We ordered the steak for two or three to share. The waiter placed a huge platter of "USDA prime beef, family selected and dry aged in our own aging box"on the table in front of us. Our mouths and eyes watered.

Ben and I took our first bites. My taste buds exploded. The steak exceeded every expectation.

Philip looked at my steak. He looked at his steak. He looked at the waiter, and then asked, "Can I have some ketchup?"

Sunday, May 18, 2014

Big News

I apologize for the lack of posts since January. Four months passed quickly.

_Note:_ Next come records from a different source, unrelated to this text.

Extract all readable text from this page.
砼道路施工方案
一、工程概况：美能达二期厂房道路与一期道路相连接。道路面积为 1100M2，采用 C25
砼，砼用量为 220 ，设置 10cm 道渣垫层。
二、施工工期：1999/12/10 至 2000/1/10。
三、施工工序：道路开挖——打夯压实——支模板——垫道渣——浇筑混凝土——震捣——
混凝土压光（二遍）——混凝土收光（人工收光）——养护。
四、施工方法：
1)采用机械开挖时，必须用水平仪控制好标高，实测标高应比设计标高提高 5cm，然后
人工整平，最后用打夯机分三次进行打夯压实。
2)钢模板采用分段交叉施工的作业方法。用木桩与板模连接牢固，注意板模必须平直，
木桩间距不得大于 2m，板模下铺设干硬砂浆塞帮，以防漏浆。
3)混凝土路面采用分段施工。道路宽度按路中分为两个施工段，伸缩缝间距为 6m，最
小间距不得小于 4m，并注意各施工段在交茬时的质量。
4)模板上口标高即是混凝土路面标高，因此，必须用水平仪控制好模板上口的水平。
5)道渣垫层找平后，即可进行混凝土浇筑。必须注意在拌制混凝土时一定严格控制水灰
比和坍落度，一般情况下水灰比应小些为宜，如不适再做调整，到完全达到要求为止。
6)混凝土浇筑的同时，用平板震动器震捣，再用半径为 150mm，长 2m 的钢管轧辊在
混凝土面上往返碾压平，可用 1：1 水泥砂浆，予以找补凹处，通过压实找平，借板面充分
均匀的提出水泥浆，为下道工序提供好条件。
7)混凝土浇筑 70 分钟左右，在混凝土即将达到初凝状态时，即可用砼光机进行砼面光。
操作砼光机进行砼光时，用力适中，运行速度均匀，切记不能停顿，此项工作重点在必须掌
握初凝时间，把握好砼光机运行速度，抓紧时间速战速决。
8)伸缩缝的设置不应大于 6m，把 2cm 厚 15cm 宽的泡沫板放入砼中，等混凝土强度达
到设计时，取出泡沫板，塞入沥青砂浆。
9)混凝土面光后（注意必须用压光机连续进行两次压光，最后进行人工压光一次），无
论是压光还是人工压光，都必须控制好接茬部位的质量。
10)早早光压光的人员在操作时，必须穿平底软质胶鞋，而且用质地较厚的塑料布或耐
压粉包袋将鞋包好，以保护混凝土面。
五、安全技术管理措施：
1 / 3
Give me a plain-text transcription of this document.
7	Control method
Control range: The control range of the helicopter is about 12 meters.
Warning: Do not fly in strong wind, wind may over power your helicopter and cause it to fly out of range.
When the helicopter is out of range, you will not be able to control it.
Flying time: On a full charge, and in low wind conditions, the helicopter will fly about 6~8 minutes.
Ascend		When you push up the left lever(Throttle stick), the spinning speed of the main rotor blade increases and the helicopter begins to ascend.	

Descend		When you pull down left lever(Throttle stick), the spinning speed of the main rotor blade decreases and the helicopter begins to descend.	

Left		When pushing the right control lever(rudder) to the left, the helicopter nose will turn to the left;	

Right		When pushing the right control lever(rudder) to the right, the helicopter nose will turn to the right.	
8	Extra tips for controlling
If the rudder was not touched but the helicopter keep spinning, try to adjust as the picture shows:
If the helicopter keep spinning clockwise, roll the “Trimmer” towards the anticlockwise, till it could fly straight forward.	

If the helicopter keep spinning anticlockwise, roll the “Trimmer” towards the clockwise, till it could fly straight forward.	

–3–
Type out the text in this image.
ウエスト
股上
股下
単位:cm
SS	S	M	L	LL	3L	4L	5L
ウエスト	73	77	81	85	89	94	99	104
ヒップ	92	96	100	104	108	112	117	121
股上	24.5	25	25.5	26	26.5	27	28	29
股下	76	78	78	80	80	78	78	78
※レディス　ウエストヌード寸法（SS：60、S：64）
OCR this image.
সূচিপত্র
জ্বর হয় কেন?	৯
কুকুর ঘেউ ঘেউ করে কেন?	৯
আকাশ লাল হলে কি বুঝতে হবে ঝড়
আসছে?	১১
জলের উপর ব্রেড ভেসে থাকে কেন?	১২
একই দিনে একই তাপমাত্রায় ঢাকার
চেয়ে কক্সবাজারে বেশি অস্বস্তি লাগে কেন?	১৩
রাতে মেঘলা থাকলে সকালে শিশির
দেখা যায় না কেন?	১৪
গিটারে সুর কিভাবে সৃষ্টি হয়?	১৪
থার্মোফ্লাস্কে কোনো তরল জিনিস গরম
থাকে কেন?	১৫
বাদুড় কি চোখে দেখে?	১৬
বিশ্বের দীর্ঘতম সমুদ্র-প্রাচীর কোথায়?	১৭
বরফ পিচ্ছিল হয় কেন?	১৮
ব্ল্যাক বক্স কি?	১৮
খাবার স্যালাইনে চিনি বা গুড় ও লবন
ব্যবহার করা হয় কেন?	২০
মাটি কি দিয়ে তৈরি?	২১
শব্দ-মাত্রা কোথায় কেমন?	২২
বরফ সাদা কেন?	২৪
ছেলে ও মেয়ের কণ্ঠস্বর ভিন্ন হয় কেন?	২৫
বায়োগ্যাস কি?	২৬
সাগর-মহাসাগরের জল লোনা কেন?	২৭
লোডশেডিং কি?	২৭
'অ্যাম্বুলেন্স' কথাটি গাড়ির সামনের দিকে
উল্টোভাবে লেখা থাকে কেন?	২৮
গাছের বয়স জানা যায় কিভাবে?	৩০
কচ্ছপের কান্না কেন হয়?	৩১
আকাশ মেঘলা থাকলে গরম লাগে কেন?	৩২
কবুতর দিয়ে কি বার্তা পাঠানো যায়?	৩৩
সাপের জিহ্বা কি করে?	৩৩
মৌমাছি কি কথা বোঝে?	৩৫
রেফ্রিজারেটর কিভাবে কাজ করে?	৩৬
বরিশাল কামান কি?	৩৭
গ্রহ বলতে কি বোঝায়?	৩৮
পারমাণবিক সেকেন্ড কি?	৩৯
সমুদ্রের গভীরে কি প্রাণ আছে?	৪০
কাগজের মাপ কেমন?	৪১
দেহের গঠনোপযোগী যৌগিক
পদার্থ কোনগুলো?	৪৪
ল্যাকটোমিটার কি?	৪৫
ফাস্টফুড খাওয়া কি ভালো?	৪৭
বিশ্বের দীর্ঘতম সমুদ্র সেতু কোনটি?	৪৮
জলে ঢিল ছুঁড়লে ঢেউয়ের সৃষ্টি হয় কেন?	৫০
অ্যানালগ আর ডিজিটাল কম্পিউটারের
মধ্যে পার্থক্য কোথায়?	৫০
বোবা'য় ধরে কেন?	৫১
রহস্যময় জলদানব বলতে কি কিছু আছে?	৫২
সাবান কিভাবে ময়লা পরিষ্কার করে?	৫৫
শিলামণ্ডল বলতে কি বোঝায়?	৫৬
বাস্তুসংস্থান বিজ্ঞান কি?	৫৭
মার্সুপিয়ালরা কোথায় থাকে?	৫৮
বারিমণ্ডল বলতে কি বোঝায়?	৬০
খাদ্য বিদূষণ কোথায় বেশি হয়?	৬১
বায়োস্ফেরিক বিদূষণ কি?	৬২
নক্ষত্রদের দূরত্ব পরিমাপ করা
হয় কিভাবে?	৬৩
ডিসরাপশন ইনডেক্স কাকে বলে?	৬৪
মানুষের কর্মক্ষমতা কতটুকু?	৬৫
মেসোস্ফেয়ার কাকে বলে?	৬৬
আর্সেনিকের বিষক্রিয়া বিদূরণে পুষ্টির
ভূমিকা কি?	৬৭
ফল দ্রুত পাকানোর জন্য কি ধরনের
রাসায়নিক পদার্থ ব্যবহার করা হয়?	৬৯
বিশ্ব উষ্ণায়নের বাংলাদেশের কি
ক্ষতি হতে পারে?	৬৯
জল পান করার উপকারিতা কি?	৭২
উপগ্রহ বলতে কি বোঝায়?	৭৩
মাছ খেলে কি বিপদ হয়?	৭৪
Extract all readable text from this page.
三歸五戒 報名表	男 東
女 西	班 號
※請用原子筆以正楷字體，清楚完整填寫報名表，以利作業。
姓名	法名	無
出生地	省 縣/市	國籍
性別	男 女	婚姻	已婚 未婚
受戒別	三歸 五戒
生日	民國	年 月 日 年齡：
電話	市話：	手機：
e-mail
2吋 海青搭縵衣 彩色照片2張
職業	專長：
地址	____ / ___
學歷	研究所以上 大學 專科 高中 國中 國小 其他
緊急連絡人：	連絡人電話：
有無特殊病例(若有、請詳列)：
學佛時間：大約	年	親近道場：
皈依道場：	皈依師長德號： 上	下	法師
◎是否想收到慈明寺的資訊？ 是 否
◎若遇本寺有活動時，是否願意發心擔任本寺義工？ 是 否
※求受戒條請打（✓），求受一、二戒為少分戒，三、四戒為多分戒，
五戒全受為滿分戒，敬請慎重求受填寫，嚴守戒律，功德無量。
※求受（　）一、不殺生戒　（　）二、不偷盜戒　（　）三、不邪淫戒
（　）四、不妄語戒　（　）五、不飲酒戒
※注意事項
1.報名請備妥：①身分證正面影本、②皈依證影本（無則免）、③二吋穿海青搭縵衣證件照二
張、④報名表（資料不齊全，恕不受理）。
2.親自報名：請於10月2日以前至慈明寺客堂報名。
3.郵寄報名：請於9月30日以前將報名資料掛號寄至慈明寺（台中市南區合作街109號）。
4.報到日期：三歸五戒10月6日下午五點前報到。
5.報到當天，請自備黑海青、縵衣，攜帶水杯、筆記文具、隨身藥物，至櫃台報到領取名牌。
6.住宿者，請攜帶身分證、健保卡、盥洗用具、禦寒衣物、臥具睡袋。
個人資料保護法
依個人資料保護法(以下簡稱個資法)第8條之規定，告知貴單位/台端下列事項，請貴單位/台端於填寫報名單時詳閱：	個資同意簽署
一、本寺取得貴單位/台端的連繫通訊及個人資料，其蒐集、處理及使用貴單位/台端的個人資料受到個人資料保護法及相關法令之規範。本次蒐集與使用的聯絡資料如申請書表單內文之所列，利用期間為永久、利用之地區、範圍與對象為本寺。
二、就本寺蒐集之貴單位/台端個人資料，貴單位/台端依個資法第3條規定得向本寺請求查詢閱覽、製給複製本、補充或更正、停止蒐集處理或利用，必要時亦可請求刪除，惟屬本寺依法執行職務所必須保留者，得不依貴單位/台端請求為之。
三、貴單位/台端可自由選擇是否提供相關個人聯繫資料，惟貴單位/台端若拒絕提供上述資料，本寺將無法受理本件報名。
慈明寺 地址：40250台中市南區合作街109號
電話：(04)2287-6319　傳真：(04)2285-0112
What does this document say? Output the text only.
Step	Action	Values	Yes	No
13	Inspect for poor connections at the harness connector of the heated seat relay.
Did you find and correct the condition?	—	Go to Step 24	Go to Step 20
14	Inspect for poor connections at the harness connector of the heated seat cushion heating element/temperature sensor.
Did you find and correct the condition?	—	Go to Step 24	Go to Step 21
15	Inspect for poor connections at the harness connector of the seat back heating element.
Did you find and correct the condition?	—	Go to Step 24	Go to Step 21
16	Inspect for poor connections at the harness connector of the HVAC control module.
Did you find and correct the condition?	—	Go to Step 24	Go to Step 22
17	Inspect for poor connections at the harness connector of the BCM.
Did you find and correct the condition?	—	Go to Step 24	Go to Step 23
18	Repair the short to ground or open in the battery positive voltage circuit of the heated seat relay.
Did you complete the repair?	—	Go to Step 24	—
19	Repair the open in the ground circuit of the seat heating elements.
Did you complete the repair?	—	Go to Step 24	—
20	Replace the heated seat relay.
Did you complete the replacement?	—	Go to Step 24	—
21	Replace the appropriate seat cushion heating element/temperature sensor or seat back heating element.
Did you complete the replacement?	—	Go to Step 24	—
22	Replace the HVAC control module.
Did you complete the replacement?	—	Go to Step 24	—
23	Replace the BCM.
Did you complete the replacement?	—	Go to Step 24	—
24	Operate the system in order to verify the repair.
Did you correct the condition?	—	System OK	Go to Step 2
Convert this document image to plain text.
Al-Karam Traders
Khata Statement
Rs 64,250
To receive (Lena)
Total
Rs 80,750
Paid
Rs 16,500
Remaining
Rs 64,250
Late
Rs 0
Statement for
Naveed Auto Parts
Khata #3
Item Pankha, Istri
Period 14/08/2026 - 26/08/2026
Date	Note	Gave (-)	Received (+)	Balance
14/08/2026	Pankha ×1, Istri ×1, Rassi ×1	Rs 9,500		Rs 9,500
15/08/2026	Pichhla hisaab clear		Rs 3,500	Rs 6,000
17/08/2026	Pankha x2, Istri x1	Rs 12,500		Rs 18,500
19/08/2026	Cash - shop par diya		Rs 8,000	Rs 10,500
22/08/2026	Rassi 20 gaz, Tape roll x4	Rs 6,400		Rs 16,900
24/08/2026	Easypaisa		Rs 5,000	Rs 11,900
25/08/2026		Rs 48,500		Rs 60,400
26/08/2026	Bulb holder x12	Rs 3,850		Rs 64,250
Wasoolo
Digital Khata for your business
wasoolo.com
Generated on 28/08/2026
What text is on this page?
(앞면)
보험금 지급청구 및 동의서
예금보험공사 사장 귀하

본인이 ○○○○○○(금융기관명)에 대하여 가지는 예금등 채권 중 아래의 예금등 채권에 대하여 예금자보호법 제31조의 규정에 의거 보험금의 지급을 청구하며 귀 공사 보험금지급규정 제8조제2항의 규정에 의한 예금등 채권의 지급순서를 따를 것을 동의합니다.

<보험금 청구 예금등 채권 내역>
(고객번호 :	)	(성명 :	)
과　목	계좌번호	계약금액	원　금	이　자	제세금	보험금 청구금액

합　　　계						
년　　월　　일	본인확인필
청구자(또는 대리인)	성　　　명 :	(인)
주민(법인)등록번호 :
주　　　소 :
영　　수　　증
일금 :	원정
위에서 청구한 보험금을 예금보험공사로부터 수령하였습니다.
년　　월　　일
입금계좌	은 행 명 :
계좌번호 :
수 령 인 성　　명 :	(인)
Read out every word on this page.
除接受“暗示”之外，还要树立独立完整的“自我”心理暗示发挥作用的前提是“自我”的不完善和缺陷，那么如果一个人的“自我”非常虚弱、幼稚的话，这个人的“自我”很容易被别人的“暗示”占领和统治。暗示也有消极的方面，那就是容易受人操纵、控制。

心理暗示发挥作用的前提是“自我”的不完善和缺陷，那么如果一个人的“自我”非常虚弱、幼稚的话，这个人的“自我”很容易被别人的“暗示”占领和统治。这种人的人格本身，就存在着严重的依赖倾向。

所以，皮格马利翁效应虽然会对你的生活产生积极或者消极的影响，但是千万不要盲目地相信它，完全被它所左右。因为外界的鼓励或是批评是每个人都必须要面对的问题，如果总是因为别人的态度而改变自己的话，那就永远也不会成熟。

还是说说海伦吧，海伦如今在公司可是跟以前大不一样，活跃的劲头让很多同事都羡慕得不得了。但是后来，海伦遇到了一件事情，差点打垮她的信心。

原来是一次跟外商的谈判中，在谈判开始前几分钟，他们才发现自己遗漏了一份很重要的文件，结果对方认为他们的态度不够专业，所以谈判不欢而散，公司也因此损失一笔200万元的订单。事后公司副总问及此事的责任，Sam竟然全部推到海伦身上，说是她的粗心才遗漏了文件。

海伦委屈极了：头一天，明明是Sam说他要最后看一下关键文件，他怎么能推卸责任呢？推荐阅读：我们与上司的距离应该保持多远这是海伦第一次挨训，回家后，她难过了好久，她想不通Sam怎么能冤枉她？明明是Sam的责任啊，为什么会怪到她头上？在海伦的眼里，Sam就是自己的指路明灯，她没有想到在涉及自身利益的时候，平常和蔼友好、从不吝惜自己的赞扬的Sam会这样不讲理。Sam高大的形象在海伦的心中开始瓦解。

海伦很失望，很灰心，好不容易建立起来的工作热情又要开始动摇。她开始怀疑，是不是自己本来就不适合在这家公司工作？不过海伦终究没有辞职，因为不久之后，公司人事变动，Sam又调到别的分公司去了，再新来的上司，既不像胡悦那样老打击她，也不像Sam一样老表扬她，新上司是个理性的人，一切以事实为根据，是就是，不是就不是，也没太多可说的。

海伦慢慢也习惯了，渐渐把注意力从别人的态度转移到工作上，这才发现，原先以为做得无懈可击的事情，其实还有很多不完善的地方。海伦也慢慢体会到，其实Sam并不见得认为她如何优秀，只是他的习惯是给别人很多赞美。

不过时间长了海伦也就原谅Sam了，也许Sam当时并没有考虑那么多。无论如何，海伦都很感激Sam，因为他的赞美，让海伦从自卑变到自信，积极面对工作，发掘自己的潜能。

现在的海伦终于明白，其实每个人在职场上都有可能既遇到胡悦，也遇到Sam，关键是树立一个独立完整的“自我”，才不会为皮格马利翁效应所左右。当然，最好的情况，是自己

Time flies when having fun and staying busy.

A friend/former coworker and I started our on business. We thought of the idea when working together and went for it. So far, so good. Look for us in next month's Businessweek and Entrepreneur magazine. Kidding (kind of).

We focus on our business when not working full time at our other jobs (or taking care of our kids or unborn babies or husbands). We stay busy, but very excited for our venture. We have gained much respect and appreciation for small business owners since beginning our journey.

Perhaps, even bigger news...

Ben and I are having a baby! Our little guy should arrive at the beginning of August. Everything is going well.

The baby and I are growing at a rapid rate. My waistline surpassed Ben's several months ago. This, of course, makes Ben feel svelte and very in shape.

I'd continue to type, but it's dinnertime. Something I don't mess around with anymore. I promise to post soon (fingers crossed behind my back).

Wednesday, January 22, 2014

Cold Weather

It's already been quite a winter, and it's only mid-January. This morning, it warmed to about -2 degrees. Quite chilly.

Two weeks ago, the temperatures got down to -4 degrees. That's when the pipe behind our fridge connected to the water dispenser froze and busted. We, new homeowners, had several heart attacks!

Luckily, we caught the break and stopped the flooding before any major damage occurred. Thankfully, Ben knew where and how to turn off the water. Knowing the location of those handy little valves had never crossed my mind before...

Ben and our neighbor fixed the busted the pipe. Ben's handy man self-confidence shot through the roof and I now confuse him with Tim "The Tool Man" Taylor, which he, of course, loves.

Ben left this very cold morning for a business trip until Friday. I woke up this morning a little nervous. What will the girls and I do without Tim if another pipe busts? I just learned where the water shut-off valve is and the girls' only skills involve eating and catnapping.

Ben's return or warmer weather could not come soon enough.